De: Miguel Ildefonso
Tres fragmentos breves de la novela inédita, o híbrido literario, del poeta y narrador Miguel Ildefonso (Lima, 1970), que escribiera entre 1994 y 1996, y que presentamos acompañados de tres fotografías realizadas este año (por la fotógrafa Dalia E.) a aquel viejo edificio limeño donde vivió el pintor Víctor Humareda (1920-1986), cuya leyenda sirve de inspiración para desarrollar estas historias que conforman "el" Hotel Lima.
Toda la ciudad era una mujer que me conducía al Hotel Lima. Al decir toda, uno se debe imaginar una serie de fragmentos, trozos de cemento regados en el desierto, articulados por puentes, avenidas congestionadas y cerros. Esa noche, iba hacia el Centro con el microbús de la línea 55. El desvencijado Hotel siempre estaba vacío, la oscuridad que ostentaba en su interior no era de la noche, provenía de algo más oscuro. Treinta y tres arcos falsos en sus tres fachadas levantaban de esquina a esquina a aquel monstruo de cuatro pisos color verde olivo, antes plomo. Para entonces había leído algunos escritos del pintor Víctor Humareda en un artículo periodístico y en un par de libros que trataban de su vida y obra. No sabía qué era más fuerte, si la fosforescencia de sus cuadros o la oscuridad del Hotel Lima adonde el pintor se había refugiado hasta su muerte. La alegría que circundaba al decaimiento de esos colores, combinados magistralmente, era la esencia de aquellas escenas obsesivamente cargadas de realidad. Aquel Hotel abandonado en medio de La Parada de pronto se aparecía como una visión transgresora; había que estar ebrio para su contemplación; había que llegar hasta el filo de un abismo para desentrañar sus secretos. Cualquiera de esos cuadros era la coherencia de todo lo absurdo que lo rodeaba.

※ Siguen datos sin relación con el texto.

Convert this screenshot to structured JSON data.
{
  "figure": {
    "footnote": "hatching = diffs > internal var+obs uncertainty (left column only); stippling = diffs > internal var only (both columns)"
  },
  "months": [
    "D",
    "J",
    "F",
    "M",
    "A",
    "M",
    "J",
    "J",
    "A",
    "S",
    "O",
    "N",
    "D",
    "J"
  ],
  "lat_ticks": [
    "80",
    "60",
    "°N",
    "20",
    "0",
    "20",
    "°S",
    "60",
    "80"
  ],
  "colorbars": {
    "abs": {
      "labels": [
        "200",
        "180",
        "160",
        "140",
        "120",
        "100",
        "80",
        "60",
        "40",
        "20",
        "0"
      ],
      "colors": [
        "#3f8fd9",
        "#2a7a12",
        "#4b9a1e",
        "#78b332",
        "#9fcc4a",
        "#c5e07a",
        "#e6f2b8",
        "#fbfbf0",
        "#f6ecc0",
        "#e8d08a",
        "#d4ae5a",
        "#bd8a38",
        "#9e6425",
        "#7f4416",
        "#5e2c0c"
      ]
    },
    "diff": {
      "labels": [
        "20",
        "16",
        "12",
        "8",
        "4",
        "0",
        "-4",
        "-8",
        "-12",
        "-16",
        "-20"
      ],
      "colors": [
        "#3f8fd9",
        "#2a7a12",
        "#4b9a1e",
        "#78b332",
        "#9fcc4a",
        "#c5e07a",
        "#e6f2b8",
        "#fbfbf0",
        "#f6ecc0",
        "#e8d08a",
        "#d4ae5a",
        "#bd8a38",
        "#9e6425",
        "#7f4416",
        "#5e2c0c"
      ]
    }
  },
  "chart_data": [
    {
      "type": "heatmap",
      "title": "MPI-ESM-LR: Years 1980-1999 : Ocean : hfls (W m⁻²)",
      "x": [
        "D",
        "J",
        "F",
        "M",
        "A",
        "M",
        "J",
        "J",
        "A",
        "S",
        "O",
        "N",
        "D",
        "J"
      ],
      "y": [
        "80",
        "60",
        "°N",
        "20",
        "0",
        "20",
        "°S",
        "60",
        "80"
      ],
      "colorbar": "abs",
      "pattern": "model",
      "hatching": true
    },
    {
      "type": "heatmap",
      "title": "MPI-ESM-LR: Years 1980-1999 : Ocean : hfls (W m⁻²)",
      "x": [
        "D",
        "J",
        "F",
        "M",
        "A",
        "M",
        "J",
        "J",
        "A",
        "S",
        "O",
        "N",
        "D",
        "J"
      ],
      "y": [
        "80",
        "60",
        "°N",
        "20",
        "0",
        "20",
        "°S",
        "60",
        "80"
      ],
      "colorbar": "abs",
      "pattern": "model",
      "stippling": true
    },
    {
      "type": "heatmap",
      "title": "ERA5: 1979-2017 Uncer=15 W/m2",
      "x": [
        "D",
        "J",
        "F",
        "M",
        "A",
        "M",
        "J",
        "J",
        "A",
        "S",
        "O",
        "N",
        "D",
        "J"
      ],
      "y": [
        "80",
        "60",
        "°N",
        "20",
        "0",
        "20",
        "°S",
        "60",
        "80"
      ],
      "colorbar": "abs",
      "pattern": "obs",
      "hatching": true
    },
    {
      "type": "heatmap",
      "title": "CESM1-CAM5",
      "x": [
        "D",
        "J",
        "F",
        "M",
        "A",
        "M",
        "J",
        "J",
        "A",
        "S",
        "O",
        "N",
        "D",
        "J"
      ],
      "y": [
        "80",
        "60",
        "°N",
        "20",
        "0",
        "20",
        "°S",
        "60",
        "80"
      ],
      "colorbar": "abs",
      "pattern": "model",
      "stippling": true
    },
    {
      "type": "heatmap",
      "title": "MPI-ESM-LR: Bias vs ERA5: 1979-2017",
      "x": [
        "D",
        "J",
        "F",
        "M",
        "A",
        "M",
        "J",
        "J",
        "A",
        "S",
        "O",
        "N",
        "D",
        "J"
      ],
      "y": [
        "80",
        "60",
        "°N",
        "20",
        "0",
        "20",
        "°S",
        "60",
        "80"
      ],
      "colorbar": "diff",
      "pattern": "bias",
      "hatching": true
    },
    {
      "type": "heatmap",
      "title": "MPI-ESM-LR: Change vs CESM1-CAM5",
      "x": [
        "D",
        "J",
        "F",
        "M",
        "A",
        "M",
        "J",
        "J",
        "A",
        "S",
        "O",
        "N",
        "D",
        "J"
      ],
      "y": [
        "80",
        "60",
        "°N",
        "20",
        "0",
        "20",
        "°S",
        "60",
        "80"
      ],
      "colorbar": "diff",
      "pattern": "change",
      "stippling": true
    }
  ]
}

Era el absurdo de toda la coherencia de su abandono. Y mientras más me detenía a observar los cuadros y el Hotel, mi cabeza estallaba cada vez más fuerte dejando volar a los monstruos.
En mi alucinación había entrado al Hotel, pero en vez de subir, bajaba por una especie de laberinto, guiado por la música que provenía de sus entrañas. Ya adentro de la oscuridad total, en un salón grande, comencé a bailar con la música estridente que había allí. Estaba en una discoteca, me di cuenta que no tenía nada en los bolsillos de mi saco. Poco a poco fueron apareciendo unos espectros que también bailaban solos. De aquellas fosforescentes tinieblas apareció entonces una chica vestida toda de negro y se puso a bailar conmigo. Pero la música invitaba a otra cosa, a estar solo, a masturbarse, a arrojarse por una ventana. Ella me estaba hablando, hablándole a mi boca, de pronto le colocó algo a mi lengua. Yo entré por sus ojos y por su tráquea me deslicé como si algo me empujara a traspasar su palidez. Luego otra vez reconocí que estaba en el Hotel Lima, empecé a buscar la salida, al final del pasadizo se hallaba Humareda bailando con Marilyn. Me iba acercando a ellos en una especie de travelling, cuando inusitadamente Marilyn volteó y allí, conmigo, cara a cara, encontré el rostro de Laura. En realidad lo que había ocurrido era lo siguiente: Laura me pidió que la saque de la discoteca. Afuera estaba garuando, caminamos lo más rápido hasta llegar a la entrada de un edificio. Aquí vivo, me dijo; después me empezó a besar desesperadamente. El portero encendió la luz. Corrimos. Esta vez nos detuvimos en un jardín; bajo un árbol nos tendimos, la garúa había cesado. Empecé a acariciarle sus cabellos mojados; desabotoné su blusa negra, desabroché su sostén. Edificios tras casonas antiguas y postes moribundos eran testigos mudos de nuestro primer encuentro. Un perro como salido del infierno empezó a ladrar, pero al poco rato se calló.